La chanson a été écrite par Roger Waters et composée par David Gilmour. C’est l’une des rares chansons de la discographie globale des Pink Floyd à avoir été composée par les deux hommes « ensemble » (et non chacun de leur côté comme ce fut majoritairement le cas). Une union sacrée en hommage (à la mémoire) de leur ami disparu et de leur idole déchue. D’un point de vue musical, « Wish you were here » s’inscrit dans la droite lignée des compositions de l’époque signée Pink Floyd, un rock que l’on appelle alors « progressif » parce que toujours en quête de modernité technique : les Pink Floyd furent ainsi parmi les premiers à utiliser les synthétiseurs ou à concevoir des concerts construits comme des spectacles pyrotechniques avec jeux de lumières très sophistiqués et projections d’images. « Wish you were here » est ainsi construite de manière très particulière, selon plusieurs niveaux (plusieurs « couches ») de sons, avec une alternance mono-stéréo, acoustique / électrique. Certains critiques reprocheront d’ailleurs à Pink Floyd ce genre de « subterfuges et cette incapacité à aller droit au but ». Ce qui n’empêche pas « Wish you were here » – la chanson comme l’album – de connaître un énorme succès auprès du public européen et nord-américain lors de sa sortie en 1975. Et David Gilmour et Roger Waters de déclarer que « Wish you were here » est leur album préféré des Pink Floyd. On aurait aussi aimé savoir ce qu’en avait pensé Syd Barrett…

Biographie Pink Floyd

Pink Floyd se forme en 1964 autour du compositeur/guitariste Syd Barrett. Le groupe connaît le succès au milieu des années 1960, surtout dans l’underground du rock progressif et psychédélique anglais. Psychologiquement instable, Syd Barrett quitte le groupe en 1968. C’est plus que le leader du groupe qui s’en va : c’est, en tout cas ce que l’on croit, l’âme des Pink Floyd qui part. On croit alors que le groupe va mourir. Mais c’est tout le contraire qui se produit. Syd Barret est remplacé par l’un de ses amis, David Gilmour. Après le départ de Barrett, le bassiste Roger Waters devient progressivement le meneur du groupe, composant la majorité des chansons et signant toutes leurs paroles à partir de 1972 et jusqu’à son départ en 1985.
Pink Floyd acquiert une célébrité mondiale avec The Dark Side Of The Moon (1973).

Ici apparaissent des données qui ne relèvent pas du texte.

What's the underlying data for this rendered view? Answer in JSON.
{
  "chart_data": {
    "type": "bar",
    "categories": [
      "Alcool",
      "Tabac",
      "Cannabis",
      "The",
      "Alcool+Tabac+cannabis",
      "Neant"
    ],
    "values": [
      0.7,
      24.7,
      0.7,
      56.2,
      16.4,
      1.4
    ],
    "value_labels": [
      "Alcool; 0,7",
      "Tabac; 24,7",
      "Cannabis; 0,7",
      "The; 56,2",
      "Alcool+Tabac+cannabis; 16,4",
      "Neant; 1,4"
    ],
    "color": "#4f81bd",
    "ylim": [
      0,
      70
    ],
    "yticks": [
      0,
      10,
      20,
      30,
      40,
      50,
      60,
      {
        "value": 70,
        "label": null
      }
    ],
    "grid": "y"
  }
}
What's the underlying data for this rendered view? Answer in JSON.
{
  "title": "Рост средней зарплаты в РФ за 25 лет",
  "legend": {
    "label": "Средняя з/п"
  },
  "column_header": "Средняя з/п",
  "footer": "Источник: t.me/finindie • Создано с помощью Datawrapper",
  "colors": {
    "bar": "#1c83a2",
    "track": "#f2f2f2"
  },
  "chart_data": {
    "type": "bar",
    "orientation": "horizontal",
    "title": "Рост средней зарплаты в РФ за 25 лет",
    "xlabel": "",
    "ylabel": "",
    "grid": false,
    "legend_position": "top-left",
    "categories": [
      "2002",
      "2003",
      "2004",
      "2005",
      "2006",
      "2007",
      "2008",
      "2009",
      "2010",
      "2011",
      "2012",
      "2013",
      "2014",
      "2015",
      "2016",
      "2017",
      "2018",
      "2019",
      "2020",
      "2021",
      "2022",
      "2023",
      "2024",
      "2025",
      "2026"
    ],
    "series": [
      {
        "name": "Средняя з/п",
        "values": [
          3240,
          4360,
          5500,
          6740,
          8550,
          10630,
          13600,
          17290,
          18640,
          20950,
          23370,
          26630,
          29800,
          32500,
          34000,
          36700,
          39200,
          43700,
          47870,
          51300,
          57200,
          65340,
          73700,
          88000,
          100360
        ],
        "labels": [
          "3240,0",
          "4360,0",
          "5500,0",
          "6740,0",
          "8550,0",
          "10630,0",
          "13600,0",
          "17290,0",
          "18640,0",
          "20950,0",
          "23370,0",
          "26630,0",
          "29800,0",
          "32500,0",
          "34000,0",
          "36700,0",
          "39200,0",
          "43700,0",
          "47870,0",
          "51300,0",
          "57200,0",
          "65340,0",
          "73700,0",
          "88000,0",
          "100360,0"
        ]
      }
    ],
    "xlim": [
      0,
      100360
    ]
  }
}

Le groupe enchaîne les succès dans les années qui suivent : Wish You Were Here (1975), Animals (1977), The Wall (1979)… En 1980, le claviériste Richard Wright est exclu du groupe par Roger Waters qui quitte lui-même Pink Floyd en 1985, déclarant que le groupe a perdu toute force créative. David Gilmour et Nick Mason, les membres restants, décident d’enregistrer un nouvel album sans Roger Waters et en réintégrant Rick Wright. Ils produisent A Momentary Lapse Of Reason – 1987) et The Division Bell (1994) tout en recommençant à se produire en concert.